If students have not been taught to do this or for some reason do not organize their spaces, teachers can do much to instill the concept in them. Teach them how to do it, talk about it often, model how to do it, encourage it, then expect it. Give them time to do it quickly and quietly. I have often done a slow countdown (10, 9, 8, 7, . . . . ) expressly for the purpose of cleaning and organizing desks and picking up trash on the floor once the desks are organized. (I give students one “free” trip to the trash can.) Also having unannounced desk or locker checks fairly often does wonders to encourage this. Leave a small reward on the desks of the students who had a clean and organized desk, or let them go to recess first while the other students stay and organize theirs.

  • Assign a “desk buddy.” Ask an older student to spend a few minutes each day with a younger student, helping him organize his desk. The accountability and assistance will often help a disorganized student to become more organized.
  • Provide younger students with a student notebook organizer; expect older ones to have their own. When giving an assignment and due date, tell younger students and encourage older students to write down the due dates on their calendars. I often have a corner of the whiteboard reserved also for this purpose.

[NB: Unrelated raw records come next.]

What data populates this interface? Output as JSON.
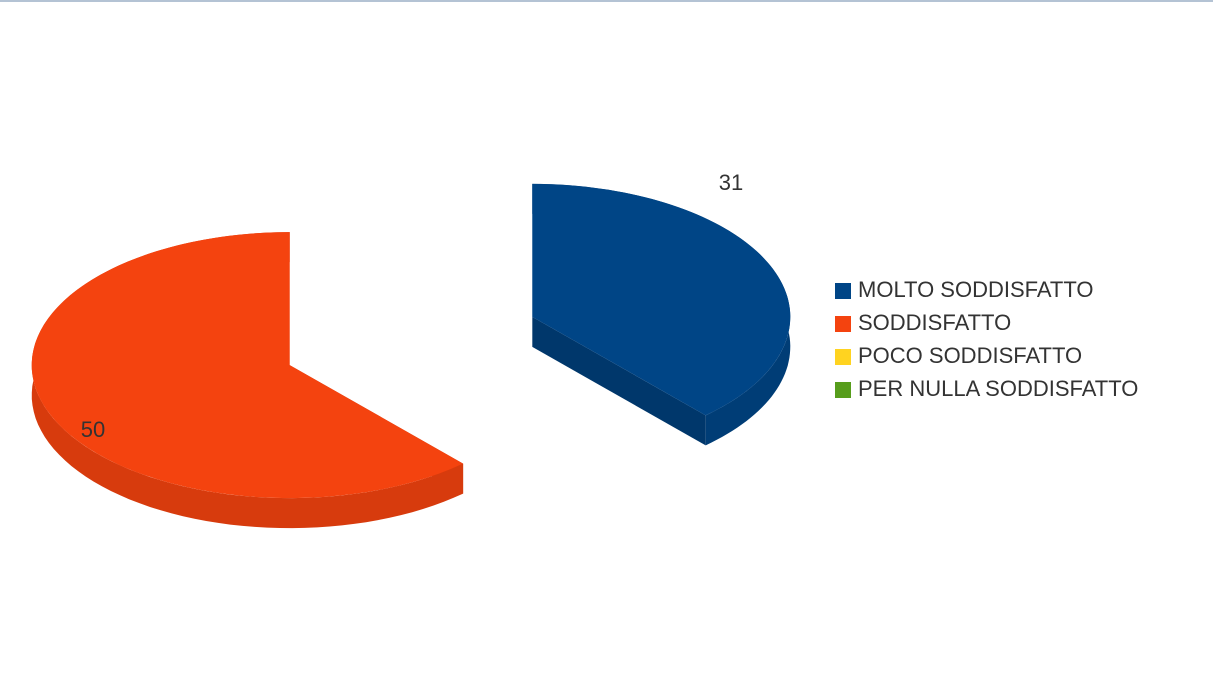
{
  "chart_data": {
    "type": "pie",
    "categories": [
      "MOLTO SODDISFATTO",
      "SODDISFATTO",
      "POCO SODDISFATTO",
      "PER NULLA SODDISFATTO"
    ],
    "values": [
      31,
      50,
      0,
      0
    ],
    "colors": [
      "#004586",
      "#f4430f",
      "#ffd320",
      "#579d1c"
    ],
    "legend": "right"
  }
}
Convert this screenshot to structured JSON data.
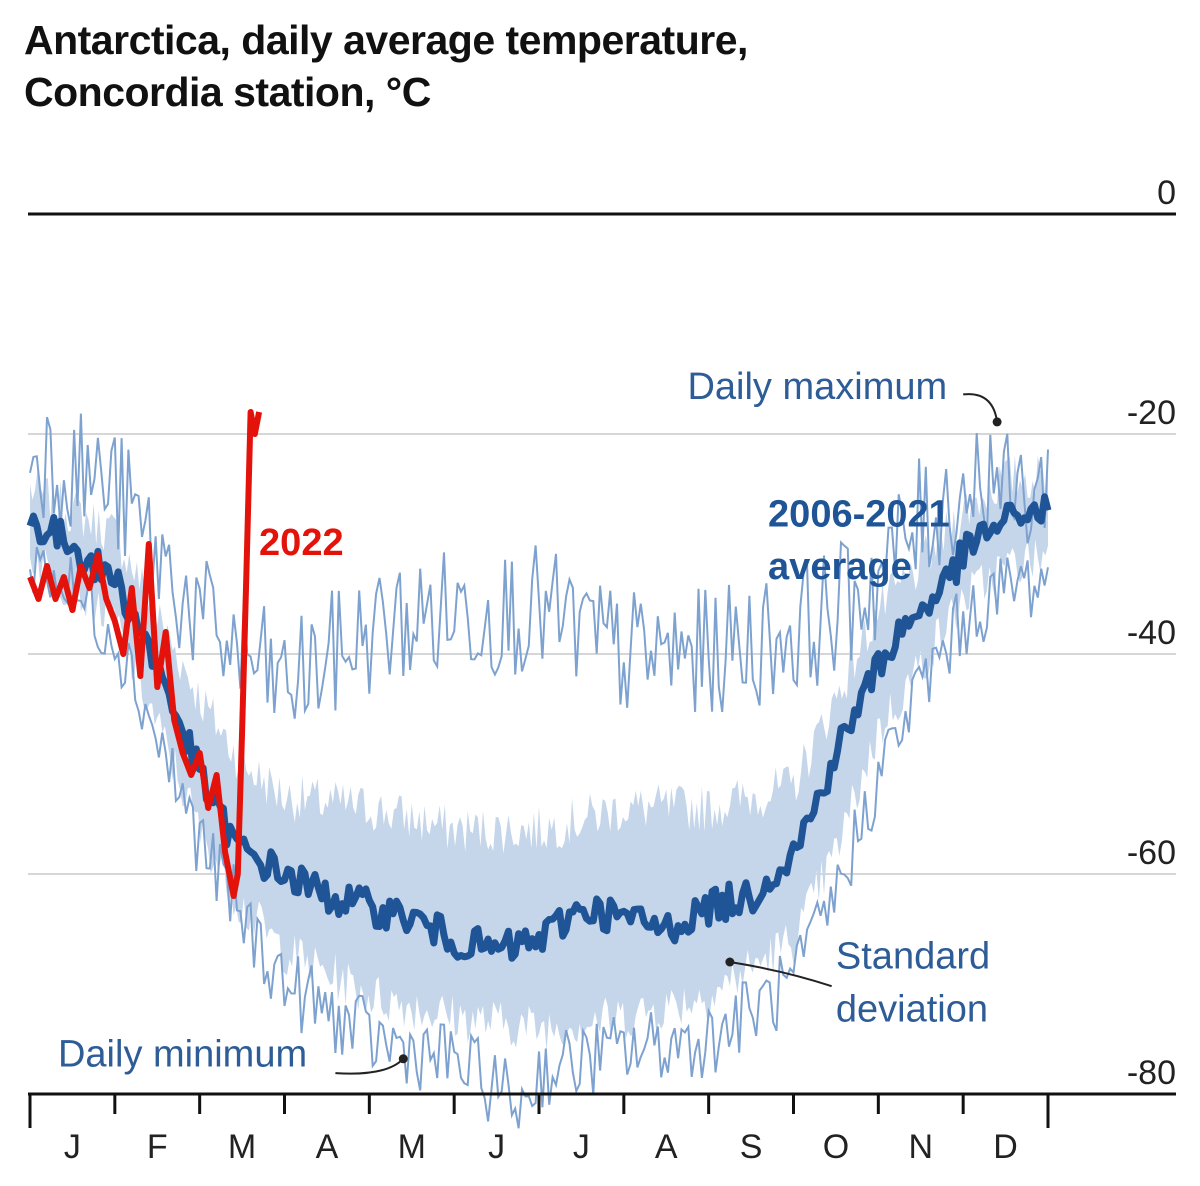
{
  "title_line1": "Antarctica, daily average temperature,",
  "title_line2": "Concordia station, °C",
  "colors": {
    "avg": "#1f5596",
    "band": "#c5d6ea",
    "minmax": "#7ea2cf",
    "y2022": "#e3120b",
    "annotation": "#2d5c96",
    "grid": "#d6d6d6",
    "axis": "#111111"
  },
  "chart_data": {
    "type": "line",
    "title": "Antarctica, daily average temperature, Concordia station, °C",
    "xlabel": "",
    "ylabel": "°C",
    "ylim": [
      -80,
      0
    ],
    "xlim": [
      0,
      12
    ],
    "y_ticks": [
      0,
      -20,
      -40,
      -60,
      -80
    ],
    "y_tick_labels": [
      "0",
      "-20",
      "-40",
      "-60",
      "-80"
    ],
    "months": [
      "J",
      "F",
      "M",
      "A",
      "M",
      "J",
      "J",
      "A",
      "S",
      "O",
      "N",
      "D"
    ],
    "grid": true,
    "legend": "annotations",
    "annotations": {
      "daily_max": "Daily maximum",
      "daily_min": "Daily minimum",
      "std_line1": "Standard",
      "std_line2": "deviation",
      "avg_line1": "2006-2021",
      "avg_line2": "average",
      "y2022": "2022"
    },
    "series": [
      {
        "name": "2006-2021 average",
        "x": [
          0,
          0.25,
          0.5,
          0.75,
          1.0,
          1.25,
          1.5,
          1.75,
          2.0,
          2.25,
          2.5,
          2.75,
          3.0,
          3.5,
          4.0,
          4.5,
          5.0,
          5.5,
          6.0,
          6.5,
          7.0,
          7.5,
          8.0,
          8.5,
          9.0,
          9.25,
          9.5,
          9.75,
          10.0,
          10.25,
          10.5,
          10.75,
          11.0,
          11.25,
          11.5,
          11.75,
          12.0
        ],
        "y": [
          -28,
          -29,
          -30,
          -32,
          -33,
          -37,
          -41,
          -46,
          -51,
          -55,
          -58,
          -59,
          -60,
          -62,
          -63,
          -64,
          -66,
          -67,
          -66,
          -63,
          -64,
          -65,
          -63,
          -62,
          -58,
          -54,
          -49,
          -45,
          -41,
          -38,
          -36,
          -34,
          -31,
          -29,
          -28,
          -27,
          -27
        ]
      },
      {
        "name": "Standard deviation upper",
        "x": [
          0,
          1.0,
          2.0,
          2.5,
          3.0,
          4.0,
          5.0,
          6.0,
          7.0,
          8.0,
          9.0,
          9.5,
          10.0,
          10.5,
          11.0,
          11.5,
          12.0
        ],
        "y": [
          -25,
          -29,
          -44,
          -50,
          -53,
          -54,
          -56,
          -56,
          -54,
          -54,
          -52,
          -44,
          -36,
          -32,
          -27,
          -24,
          -24
        ]
      },
      {
        "name": "Standard deviation lower",
        "x": [
          0,
          1.0,
          2.0,
          2.5,
          3.0,
          4.0,
          5.0,
          6.0,
          7.0,
          8.0,
          9.0,
          9.5,
          10.0,
          10.5,
          11.0,
          11.5,
          12.0
        ],
        "y": [
          -31,
          -37,
          -56,
          -63,
          -67,
          -71,
          -73,
          -74,
          -73,
          -71,
          -66,
          -58,
          -47,
          -41,
          -35,
          -32,
          -31
        ]
      },
      {
        "name": "Daily maximum",
        "x": [
          0,
          1.0,
          2.0,
          2.5,
          3.0,
          4.0,
          5.0,
          6.0,
          7.0,
          8.0,
          9.0,
          9.5,
          10.0,
          10.5,
          11.0,
          11.4,
          11.5,
          12.0
        ],
        "y": [
          -21,
          -25,
          -37,
          -40,
          -43,
          -38,
          -36,
          -36,
          -40,
          -40,
          -38,
          -36,
          -33,
          -28,
          -25,
          -23,
          -26,
          -25
        ]
      },
      {
        "name": "Daily minimum",
        "x": [
          0,
          1.0,
          2.0,
          2.5,
          3.0,
          4.0,
          5.0,
          5.8,
          6.0,
          7.0,
          8.0,
          9.0,
          9.5,
          10.0,
          10.5,
          11.0,
          11.5,
          12.0
        ],
        "y": [
          -31,
          -38,
          -57,
          -64,
          -70,
          -75,
          -77,
          -81,
          -78,
          -76,
          -75,
          -70,
          -62,
          -51,
          -43,
          -37,
          -34,
          -33
        ]
      },
      {
        "name": "2022",
        "x": [
          0,
          0.1,
          0.2,
          0.3,
          0.4,
          0.5,
          0.6,
          0.7,
          0.8,
          0.9,
          1.0,
          1.1,
          1.2,
          1.3,
          1.4,
          1.5,
          1.6,
          1.7,
          1.8,
          1.9,
          2.0,
          2.1,
          2.2,
          2.3,
          2.4,
          2.45,
          2.5,
          2.55,
          2.6,
          2.65,
          2.7
        ],
        "y": [
          -33,
          -35,
          -32,
          -35,
          -33,
          -36,
          -32,
          -34,
          -31,
          -35,
          -37,
          -40,
          -34,
          -42,
          -30,
          -43,
          -38,
          -46,
          -49,
          -51,
          -49,
          -54,
          -51,
          -58,
          -62,
          -60,
          -47,
          -33,
          -18,
          -20,
          -18
        ]
      }
    ]
  }
}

  • Give accountability. Especially with large assignments, hold students accountable. It will help them develop good habits and make it almost impossible for them to procrastinate. With junior high students, I require students to turn in every step of their research papers, and I let them see me recording the grades. They stay much more organized, are much less fearful and stressed about it, and get higher grades every time this is required of them.
  • Hold an end-of-day meeting. Spend one or two minutes asking students what they could do to be better prepared for the next day. Do they need to take a book home to study for a test? Is anything due the next day? Should they work on one step of an upcoming project tonight? Encourage them to check their calendar/organizers and to put a book in their backpacks if they need to. This practice should progress from being teacher-led to student-led, and finally to just a verbal reminder and time provided by the teacher to do it, depending on the students’ ages and abilities.

Most students are not naturally organized, and many have not been taught how to be organized. With gentle encouragement and the teaching of a few simple skills, students can learn to be organized themselves.